I shrugged, glad they had come but reluctant to admit it.
They drifted in and sat in the two chairs opposite me. It took a moment before I realized they had brought in metal crates and were sitting on them. They were familiar with the falsie from… before.
“It was kind of you to ask us in,” Loon said, trying to hide a grin. Crow took a small pipe from his waistcloth, lit it and handed it to me.
“Want s
ome smoke?”
I took it, inhaling cautiously. The smoke made me cough, but after a moment it also made me feel very much at ease.
Loon accompanied the classical music with a few bars on his harmonica, then suddenly asked, “Did you hear about Quince and Portia in the equipment room?”
He said it with a wink. I looked blank so he filled me in on all the details, including some I’m sure he made up on the spot. I started to giggle and found I couldn’t stop. Crow’s smile grew broader. They offered me more smoke and gossiped about other members of the crew and I spent half that sleep period alternating between shock and fits of laughter.

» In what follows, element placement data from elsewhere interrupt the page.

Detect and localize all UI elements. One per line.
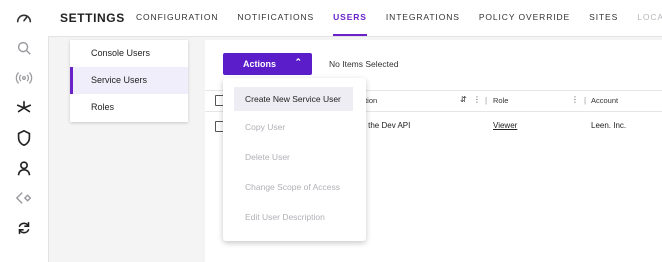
actions-dropdown-menu: Create New Service User Copy User Delete… (223, 78, 366, 241)
row-role-link[interactable]: Viewer (493, 121, 517, 130)
sort-icon[interactable]: ⇵ (460, 95, 467, 104)
actions-button[interactable]: Actions ⌃ (223, 53, 312, 75)
menu-item-create-new-service-user[interactable]: Create New Service User (234, 87, 353, 111)
menu-item-delete-user[interactable]: Delete User (223, 145, 366, 169)
actions-button-label: Actions (243, 59, 277, 69)
settings-tabs: CONFIGURATION NOTIFICATIONS USERS INTEGR… (136, 0, 662, 36)
tab-notifications[interactable]: NOTIFICATIONS (237, 0, 314, 36)
row-account: Leen. Inc. (591, 121, 627, 130)
diamond-code-icon[interactable] (12, 186, 36, 210)
top-header: SETTINGS CONFIGURATION NOTIFICATIONS USE… (48, 0, 662, 37)
icon-rail (0, 0, 49, 262)
selection-status: No Items Selected (329, 59, 399, 69)
users-submenu: Console Users Service Users Roles (70, 40, 188, 122)
page-title: SETTINGS (60, 11, 125, 25)
menu-item-copy-user[interactable]: Copy User (223, 115, 366, 139)
column-account[interactable]: Account (591, 96, 618, 105)
tab-locations[interactable]: LOCATIONS (637, 0, 662, 36)
search-icon[interactable] (12, 36, 36, 60)
submenu-item-service-users[interactable]: Service Users (70, 67, 188, 94)
speedometer-icon[interactable] (12, 6, 36, 30)
column-divider: | (584, 96, 587, 105)
tab-users[interactable]: USERS (333, 0, 367, 36)
column-role[interactable]: Role (493, 96, 508, 105)
sync-icon[interactable] (12, 216, 36, 240)
column-menu-icon[interactable]: ⋮ (571, 95, 579, 104)
menu-item-edit-user-description[interactable]: Edit User Description (223, 205, 366, 229)
menu-item-change-scope-of-access[interactable]: Change Scope of Access (223, 175, 366, 199)
column-divider: | (485, 96, 488, 105)
submenu-item-roles[interactable]: Roles (70, 94, 188, 121)
column-menu-icon[interactable]: ⋮ (473, 95, 481, 104)
chevron-up-icon: ⌃ (294, 57, 302, 67)
tab-integrations[interactable]: INTEGRATIONS (386, 0, 460, 36)
tab-sites[interactable]: SITES (589, 0, 618, 36)
shield-icon[interactable] (12, 126, 36, 150)
user-icon[interactable] (12, 156, 36, 180)
broadcast-icon[interactable] (12, 66, 36, 90)
tab-policy-override[interactable]: POLICY OVERRIDE (479, 0, 570, 36)
submenu-item-console-users[interactable]: Console Users (70, 40, 188, 67)
asterisk-icon[interactable] (12, 96, 36, 120)
tab-configuration[interactable]: CONFIGURATION (136, 0, 218, 36)
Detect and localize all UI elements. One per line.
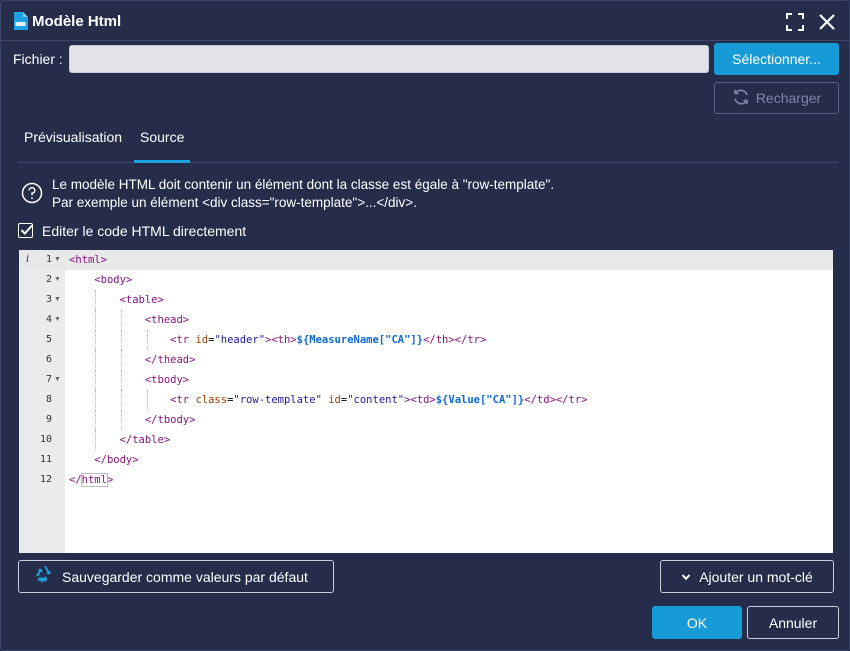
file-label: Fichier : xyxy=(13,51,63,67)
tab-source-label: Source xyxy=(140,129,185,145)
code-line: 2 ▼ <body> xyxy=(19,270,833,290)
code-line: 9 </tbody> xyxy=(19,410,833,430)
code-text: </html> xyxy=(69,473,114,487)
dialog-title: Modèle Html xyxy=(32,13,122,30)
tab-preview-label: Prévisualisation xyxy=(24,129,123,145)
line-number: 5 xyxy=(45,334,52,345)
help-icon xyxy=(21,182,43,204)
maximize-icon[interactable] xyxy=(786,13,804,31)
chevron-down-icon xyxy=(681,569,691,585)
line-number: 2 xyxy=(45,274,52,285)
edit-html-label[interactable]: Editer le code HTML directement xyxy=(42,223,246,239)
add-keyword-label: Ajouter un mot-clé xyxy=(699,568,813,585)
cancel-label: Annuler xyxy=(768,614,818,631)
code-line: 10 </table> xyxy=(19,430,833,450)
reload-label: Recharger xyxy=(755,90,822,106)
code-text: <table> xyxy=(119,294,164,306)
code-line: 8 <tr class="row-template" id="content">… xyxy=(19,390,833,410)
save-as-default-button[interactable]: Sauvegarder comme valeurs par défaut xyxy=(18,560,334,593)
save-as-default-label: Sauvegarder comme valeurs par défaut xyxy=(62,568,308,585)
line-number: 6 xyxy=(45,354,52,365)
add-keyword-button[interactable]: Ajouter un mot-clé xyxy=(660,560,834,593)
edit-html-checkbox[interactable] xyxy=(18,223,33,238)
view-tabs: Prévisualisation Source xyxy=(18,123,838,163)
code-line: 11 </body> xyxy=(19,450,833,470)
code-text: </thead> xyxy=(144,354,196,366)
select-file-button[interactable]: Sélectionner... xyxy=(714,43,839,75)
tab-source[interactable]: Source xyxy=(134,129,191,163)
code-text: <tr class="row-template" id="content"><t… xyxy=(170,394,588,406)
ok-label: OK xyxy=(686,614,708,631)
fold-arrow-icon[interactable]: ▼ xyxy=(54,250,64,270)
close-icon[interactable] xyxy=(818,13,836,31)
code-text: <html> xyxy=(69,254,107,266)
info-message: Le modèle HTML doit contenir un élément … xyxy=(52,176,554,212)
code-line: 4 ▼ <thead> xyxy=(19,310,833,330)
code-editor[interactable]: i 1 ▼ <html> 2 ▼ <body> 3 ▼ <table> 4 ▼ xyxy=(19,250,833,553)
recycle-icon xyxy=(34,565,54,588)
html-template-dialog: Modèle Html Fichier : Sélectionner... Re… xyxy=(0,0,850,651)
fold-arrow-icon[interactable]: ▼ xyxy=(54,370,64,390)
html-file-icon xyxy=(13,12,28,30)
code-text: <body> xyxy=(94,274,133,286)
line-number: 9 xyxy=(45,414,52,425)
line-number: 4 xyxy=(45,314,52,325)
file-path-input[interactable] xyxy=(69,45,709,73)
line-number: 10 xyxy=(39,434,52,445)
code-line: 7 ▼ <tbody> xyxy=(19,370,833,390)
code-line: 6 </thead> xyxy=(19,350,833,370)
code-line: i 1 ▼ <html> xyxy=(19,250,833,270)
code-text: <tbody> xyxy=(144,374,190,386)
reload-button[interactable]: Recharger xyxy=(714,82,839,114)
fold-arrow-icon[interactable]: ▼ xyxy=(54,270,64,290)
info-line-2: Par exemple un élément <div class="row-t… xyxy=(52,195,417,210)
select-file-label: Sélectionner... xyxy=(732,51,821,67)
code-text: </tbody> xyxy=(144,414,196,426)
code-line: 12 </html> xyxy=(19,470,833,490)
code-text: <thead> xyxy=(144,314,190,326)
fold-arrow-icon[interactable]: ▼ xyxy=(54,290,64,310)
editor-lines: i 1 ▼ <html> 2 ▼ <body> 3 ▼ <table> 4 ▼ xyxy=(19,250,833,490)
ok-button[interactable]: OK xyxy=(652,606,742,639)
code-text: <tr id="header"><th>${MeasureName["CA"]}… xyxy=(170,334,487,346)
line-number: 1 xyxy=(45,254,52,265)
line-number: 7 xyxy=(45,374,52,385)
line-number: 11 xyxy=(39,454,52,465)
tab-preview[interactable]: Prévisualisation xyxy=(18,129,128,155)
dialog-titlebar: Modèle Html xyxy=(1,1,849,41)
info-line-1: Le modèle HTML doit contenir un élément … xyxy=(52,177,555,192)
line-number: 12 xyxy=(39,474,52,485)
line-number: 8 xyxy=(45,394,52,405)
fold-arrow-icon[interactable]: ▼ xyxy=(54,310,64,330)
line-number: 3 xyxy=(45,294,52,305)
code-text: </body> xyxy=(94,454,139,466)
code-line: 5 <tr id="header"><th>${MeasureName["CA"… xyxy=(19,330,833,350)
code-line: 3 ▼ <table> xyxy=(19,290,833,310)
code-text: </table> xyxy=(119,434,171,446)
refresh-icon xyxy=(732,88,750,109)
cancel-button[interactable]: Annuler xyxy=(747,606,839,639)
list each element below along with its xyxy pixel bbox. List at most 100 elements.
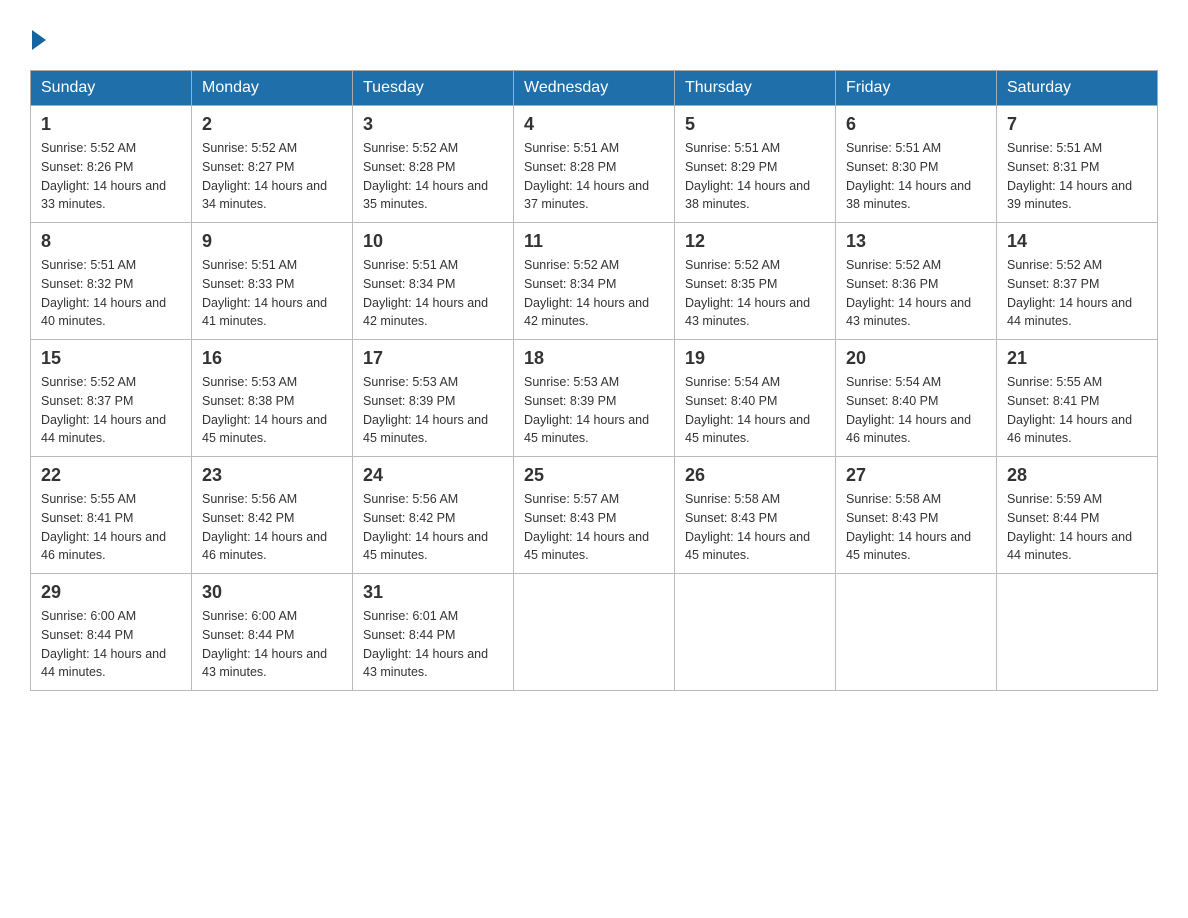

It was the first time I had ever felt completely at home on board the Astron.
****
One time period, after my shift was over, Crow took me down to Reduction, a compartment on the lowest level. My skin was crawling before we even got there, and once there, I didn’t want to stay very long. It was a small, tidy room with a low overhead and a metal ledge jutting out from the bulkhead to which you could secure yourself if you wanted to sit. There were tightly covered, well-scrubbed vats with a lot of piping along another bulkhead. Against the far one was a squat, sealed chamber with distillerylike apparatus on top. The compartment reeked of efficiency; it was the only one I had seen whose metal piping still shone and whose bulkheads still gleamed.
It also smelled far different from the rest of the Astron. Buried beneath faint whiffs of disinfectant were odors of age and human waste and something else. Despite the glisten and the shine, I knew we were in a charnel house. The thought made me sick.
At first I didn’t notice that one of the glass-fronted storage chambers against the near bulkheads was covered by a black sheet. Memories struggled within me and I was tempted to go over and lift the cloth; then I deliberately turned away. I had fought my nightmares once, I didn’t want them to return.
Microscopes and other equipment were secured to a laboratory table in the center of the compartment. I floated over and put my ringer beneath the objective lens of one of the ’scopes, working the stage controls until the ridges of my fingerprints had become mountains. I let Crow look, then drifted down the table, running my hands over the other equipment. Set into the overhead were shelves holding bottles of different-colored reagents and lockers filled with laboratory glassware.